The DSG then prepares for the next shift by locking second gear into place on the outer driveshaft (green). When the upshift paddle is tapped, the outer driveshaft clutch disengages, and the inner driveshaft clutch clamps into place. Because shifting uses two clutches and two entirely separate driveshafts, it’s much easier for a computer to seamlessly transfer power from one to the next, as it’s synchronized speeds between the gears as closely as possible in advance of the gear change.
When downshifting, the transmission releases its gear and the clutch grabs the opposite input shaft. The transmission computer coordinates with the engine ECU for a throttle blip to bring the newly selected driveshaft up to speed, and then the shifting mechanism locks in the gear change.
The first wave of VW DSGs were wet-clutch, but within a generation, they moved to a simpler and more-reliable dry clutch. In exchange for a slight increase in weight (about 50 pounds), DSGs cut shift times by a factor of ten, from a human’s 500-millisecond shift to under 50 milliseconds for the DSG’s computer. It eliminated the chance of missing a gear and blowing up an engine as well, which is why dual-clutch gearboxes are a popular choice in race cars and expensive daily drivers.
R-Thirty-Twin-Clutches
To see how the DSG works in practice, I drove one of the first cars sold in America with the gearbox: a 2008 MK5 Golf R32. (Although the 2003 MK4 Golf R32 was the first production car with a DSG, that gearbox was an option solely in Germany; the MK5 was America’s first go at the new transmission.) I’ve driven a lot of old cars with automated manuals, and in-era reviews don’t lie: they’re awful.

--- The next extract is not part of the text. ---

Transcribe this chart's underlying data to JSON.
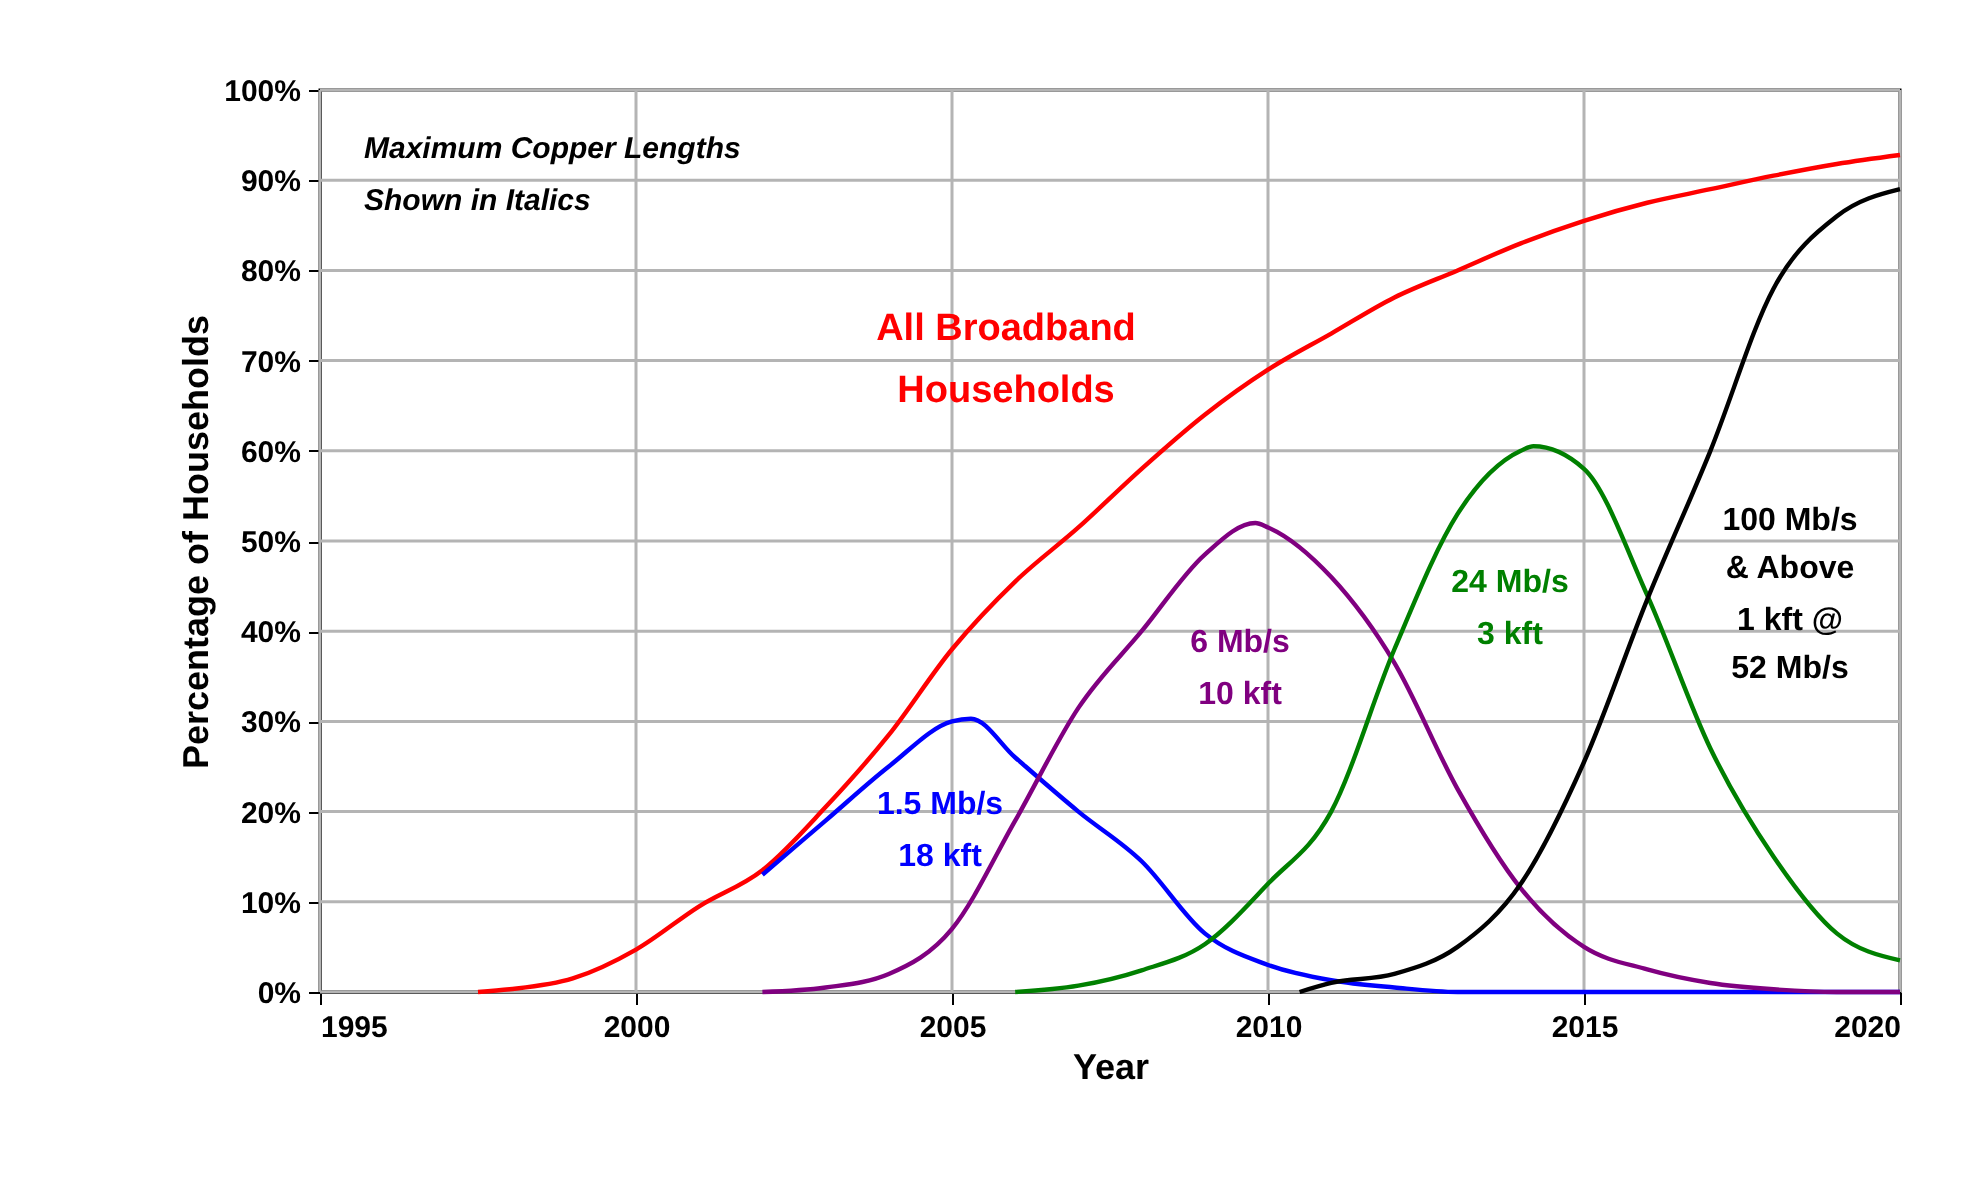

But the Golf R32? Genuinely excellent. It wasn’t quite as refined as a brand-new GTI or Golf R’s DSG, but it was close. Upshifts, especially under medium-to-heavy load, actually offered gear-grabbing violence that felt reminiscent of a manual; Downshifts came rapidly and incredibly smoothly, without upsetting the car’s balance mid-corner. In around-town, low-speed driving, when I let the transmission choose a gear for me, it felt remarkably like a traditional hydraulic automatic: smooth. Competence at every speed is how the R32 redefined hot hatch dynamics, and why a majority of Golf Rs sold today are equipped with the DSG, rather than a traditional six-speed.
Within a decade of the R32’s debut, the dual-clutch had been virtually perfected, and the manual transmission was on the ropes. Ferrari’s paddle-shifters went from a curiosity to mandatory equipment in just 15 years; Today, 60% of Porsche 911s are sold with dual-clutch gearboxes. The speed at which DSGs took over the sports-car world is stunning, considering how most automotive technologies take decades to perfect. Although there will always be a place for three pedals, make no mistake: the DSG has more than proven its performance superiority.